After one spouse files for bankruptcy, the first thing that happens is that the bankruptcy court issues an automatic stay. The automatic stay prevents creditors from collecting on most debts during the pendency of the bankruptcy proceeding.

The automatic stay does NOT prevent the non-filing spouse from seeking a child support or spousal support order in the family court however. It can cause problems collecting that support until the bankruptcy case has concluded.

The bankruptcy filing may throw a wrench into the divorce works with regard to distribution of marital property. Even if only one spouse files for bankruptcy, in most cases, all the community or marital property becomes a part of the bankruptcy estate and is available to pay debts. The divorce court can only divide the property that is determined by the bankruptcy court to be “exempt.”

Exempt property is not considered part of the bankruptcy estate and is not available for liquidation and distribution to creditors. Exemptions are determined by federal and state law. They can include: a specific amount of equity in the debtor’s residence (in some states, this amount is extremely low; in others, it is high enough that many homes are completely exempt), a specific amount of equity in a single motor vehicle, certain personal jewelry, clothing and household goods and tools of the trade which allow the debtor to work.

Child Support and Spousal Support

As noted above, the automatic stay does not preclude one spouse from obtaining a support order against the other during the bankruptcy. A collection action can even continue if it targets property that is not part of the bankruptcy estate. Unfortunately, the legal definition of the bankruptcy estate is so broad that this is still difficult.

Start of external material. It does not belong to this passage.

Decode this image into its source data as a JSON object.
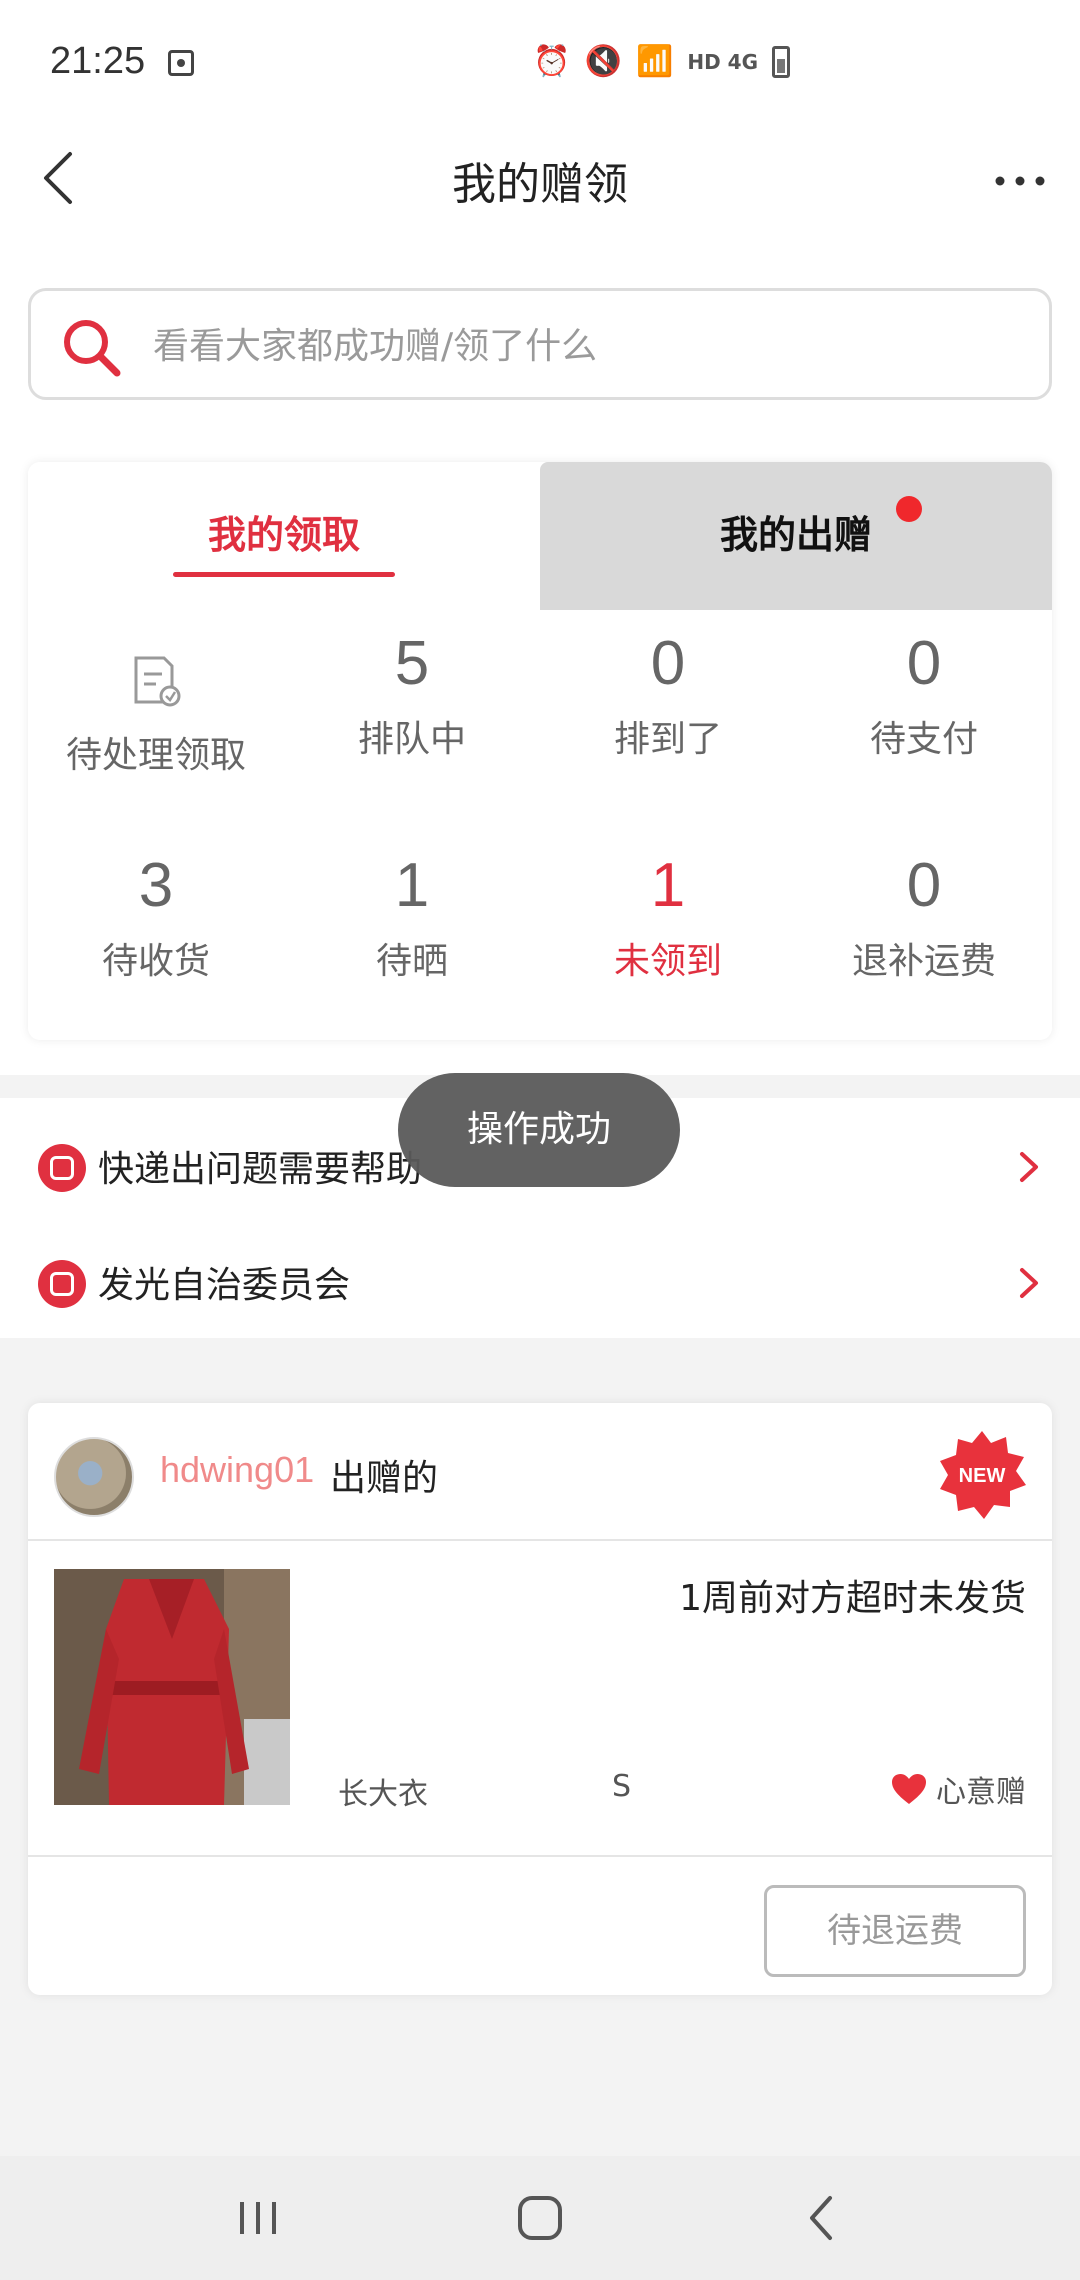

If the bankruptcy filing is a Chapter 7 petition, any income earned by the debtor after the filing of the petition is not part of the estate and is therefore available for collection of support. If the filing is a Chapter 13 petition, post-petition earnings of the debtor are part of the bankruptcy estate. Because those funds are needed to pay claims, the court must issue a specific order granting payment of any support arrearage until the case is closed and the stay is lifted.

The good news is that all debts – child support, spousal support or property settlement – owed to a former spouse are excepted from discharge in bankruptcy. They will NOT be wiped clean after a bankruptcy. Debts for support are even entitled to priority payment from the bankruptcy estate.

Property Settlements and Bankruptcy

Prior to the most recent bankruptcy reform legislation passed in 2005, debts related to a divorce property settlement were presumed to be “nondischargeable” in bankruptcy but there were exceptions. The debt could be discharged if the debtor showed that he could not pay the debt and still take care of himself, his dependents, and his business, or that discharging the debt would result in a benefit to the debtor that outweighs the harm that would be caused to the former spouse or child by non-payment.

Now, all obligations between former spouses as set forth in a divorce decree or settlement agreement are considered non-dischargeable in bankruptcy without exception. This includes an award of attorneys’  fees.

Protect Yourself Against Future Non-Payment by Soon-to-Be Ex-Spouse

Even if your ex-spouse cannot wipe out his or her obligations to you in bankruptcy anymore, they still might not voluntarily pay. Support obligations can be enforced with the help of the court and/or state agencies.

Property settlements though might be more difficult to collect. You may want to consider placing a lien against your ex-spouse’s property to secure the debt.

If your ex-spouse assumes a joint debt in the divorce and later takes bankruptcy while your name is still attached to the debt, the creditor may look to you for payment regardless of the divorce decree or settlement agreement. You should consider requiring, via the settlement agreement, any joint debt to be refinanced into your ex-spouse’s name alone as soon as possible after the divorce. The agreement should include a “hold harmless” or “indemnity” clause, requiring your ex-spouse to pay certain debts or repay you if a creditor makes you pay the debt.

In any event, the intersection of bankruptcy and divorce can be sticky. It is always best to consult an attorney about your specific needs.